States in the red ribbon in the alluvial plot [Image by the author]

Next, we want to understand better the characteristics of each cluster and how they are different between the three solutions.

##################################################
# Summarizing (average) attributes, 2 clusters
##################################################
USArrests %>% 
group_by(cluster_2)  %>%
summarise(
count = n(),
mean_murder = mean(Murder),
mean_assault = mean(Assault),
mean_rape = mean(Rape),
mean_urbanpop = mean(UrbanPop)
)##################################################
# Summarizing (average) attributes, 3 clusters
##################################################
USArrests %>% 
group_by(cluster_3)  %>%
summarise(
count = n(),
mean_murder = mean(Murder),
mean_assault = mean(Assault),
mean_rape = mean(Rape),
mean_urbanpop = mean(UrbanPop)
)
##################################################
# Summarizing (average) attributes, 4 clusters
##################################################
USArrests %>% 
group_by(cluster_4)  %>%
summarise(
count = n(),
mean_murder = mean(Murder),
mean_assault = mean(Assault),
mean_rape = mean(Rape),
mean_urbanpop = mean(UrbanPop)
)

Descriptive statistics by cluster run [Image by the author]

Run with two clusters:

Cluster “1” has higher average arrests across all crimes
No observable difference in average urban population %

Run with three clusters:

The three clusters seem to be well separated
Compared to the high (cluster “1”) and low (cluster “2”) arrests from the run with two clusters, we now have high (cluster “1”), medium (cluster “2”), and low arrests (cluster “3”)
Cluster “3” also has a considerably lower average urban population %

Run with four clusters:

The separation is not as clear
The medium (cluster “2”) and low (cluster “3”) clusters from the run with three clusters remained unchanged (only renamed to “3” and “4” respectively)
The high (cluster “1”) from the run with three clusters was split into two clusters.
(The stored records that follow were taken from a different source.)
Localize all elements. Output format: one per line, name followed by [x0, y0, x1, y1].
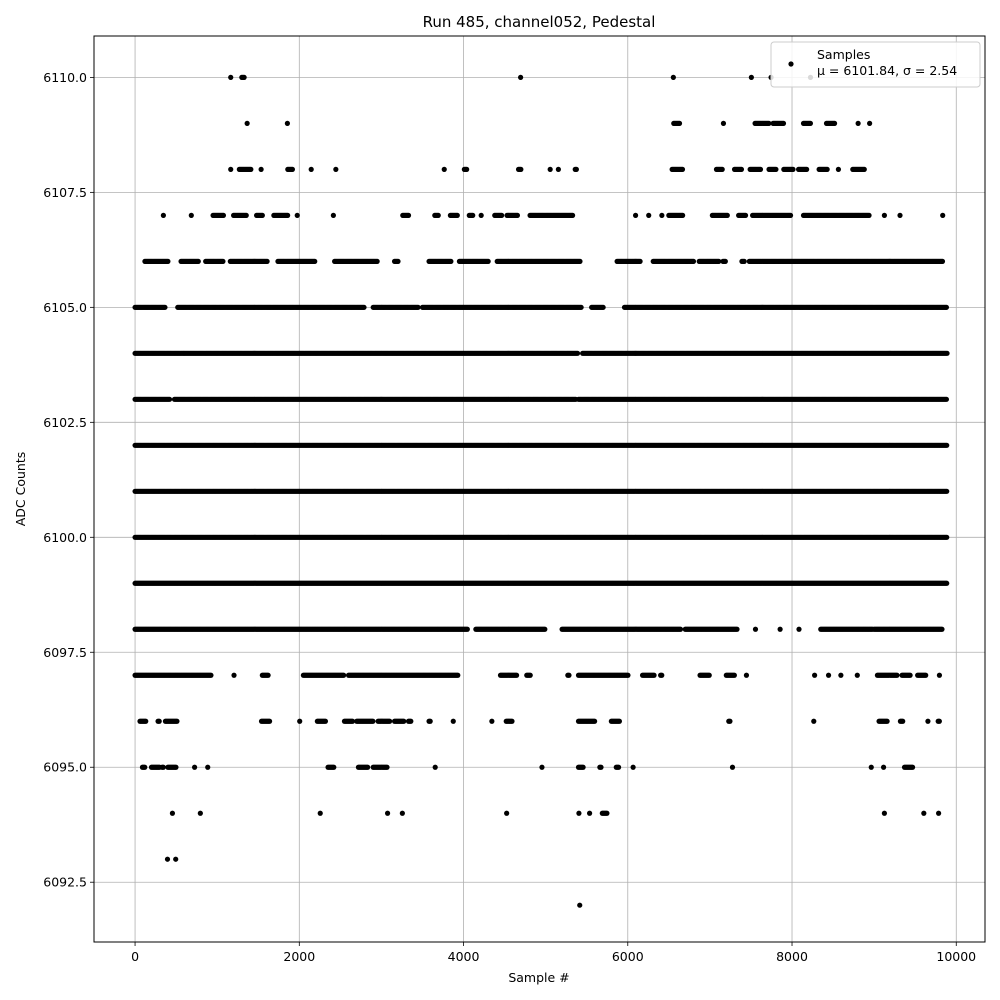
data-point	[780, 120, 787, 126]
data-point	[220, 258, 226, 264]
data-point	[866, 212, 872, 218]
data-point	[312, 258, 318, 264]
data-point	[165, 258, 171, 264]
data-point	[485, 258, 491, 264]
data-point	[448, 258, 454, 264]
data-point	[742, 212, 749, 218]
data-point	[824, 166, 830, 172]
data-point	[308, 166, 314, 172]
data-point	[804, 166, 810, 172]
data-point	[244, 120, 250, 126]
data-point	[600, 304, 606, 310]
data-point	[831, 120, 838, 126]
data-point	[294, 212, 300, 218]
data-point	[166, 396, 173, 402]
data-point	[939, 258, 946, 264]
data-point	[470, 212, 476, 218]
data-point	[867, 120, 873, 126]
data-point	[395, 258, 401, 264]
data-point	[944, 442, 950, 448]
data-point	[514, 212, 521, 218]
data-point	[646, 212, 652, 218]
data-point	[264, 258, 270, 264]
data-point	[679, 166, 686, 172]
data-point	[632, 212, 639, 218]
data-point	[162, 304, 168, 310]
data-point	[228, 166, 234, 172]
data-point	[773, 166, 779, 172]
data-point	[722, 258, 728, 264]
data-point	[944, 350, 950, 356]
data-point	[258, 166, 264, 172]
data-point	[220, 212, 227, 218]
data-point	[285, 212, 291, 218]
data-point	[787, 212, 794, 218]
data-point	[188, 212, 194, 218]
data-point	[766, 120, 772, 126]
data-point	[940, 212, 946, 218]
data-point	[897, 212, 903, 218]
data-point	[248, 166, 254, 172]
data-point	[748, 74, 754, 80]
data-point	[790, 166, 796, 172]
data-point	[659, 212, 665, 218]
data-point	[160, 212, 166, 218]
data-point	[637, 258, 643, 264]
data-point	[835, 166, 842, 172]
data-point	[499, 212, 505, 218]
data-point	[690, 258, 697, 264]
data-point	[330, 212, 336, 218]
data-point	[720, 120, 727, 126]
data-point	[555, 166, 561, 172]
data-point	[807, 120, 814, 126]
data-point	[405, 212, 412, 218]
data-point	[670, 74, 676, 80]
data-point	[435, 212, 441, 218]
data-point	[547, 166, 553, 172]
data-point	[415, 304, 421, 310]
data-point	[943, 396, 950, 402]
data-point	[569, 212, 576, 218]
data-point	[243, 212, 249, 218]
data-point	[757, 166, 764, 172]
data-point	[284, 120, 290, 126]
data-point	[741, 258, 747, 264]
data-point	[464, 166, 470, 172]
data-point	[241, 74, 247, 80]
data-point	[724, 212, 730, 218]
data-points	[132, 74, 950, 908]
data-point	[259, 212, 265, 218]
data-point	[944, 488, 950, 494]
data-point	[577, 258, 583, 264]
data-point	[518, 166, 524, 172]
data-point	[676, 120, 683, 126]
data-point	[738, 166, 745, 172]
data-point	[289, 166, 296, 172]
data-point	[861, 166, 867, 172]
data-point	[719, 166, 725, 172]
chart-title: Run 485, channel052, Pedestal	[423, 13, 656, 31]
data-point	[943, 304, 950, 310]
data-point	[478, 212, 484, 218]
data-point	[441, 166, 447, 172]
data-point	[574, 350, 581, 356]
data-point	[454, 212, 460, 218]
data-point	[881, 212, 888, 218]
data-point	[374, 258, 380, 264]
data-point	[855, 120, 861, 126]
data-point	[573, 166, 579, 172]
data-point	[578, 304, 584, 310]
data-point	[518, 74, 524, 80]
data-point	[195, 258, 201, 264]
data-point	[361, 304, 367, 310]
data-point	[680, 212, 686, 218]
data-point	[228, 74, 234, 80]
data-point	[333, 166, 339, 172]
data-point	[716, 258, 722, 264]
Cluster “1” has a considerably lower average urban population %, with lower arrests for rape and assault

Depending on the need behind the cluster analysis, we would choose the appropriate clustering solution. Remember, not the one with the highest ASW but the one that can be more impactful to the business stakeholders (probably a choice between 3 and 4 clusters).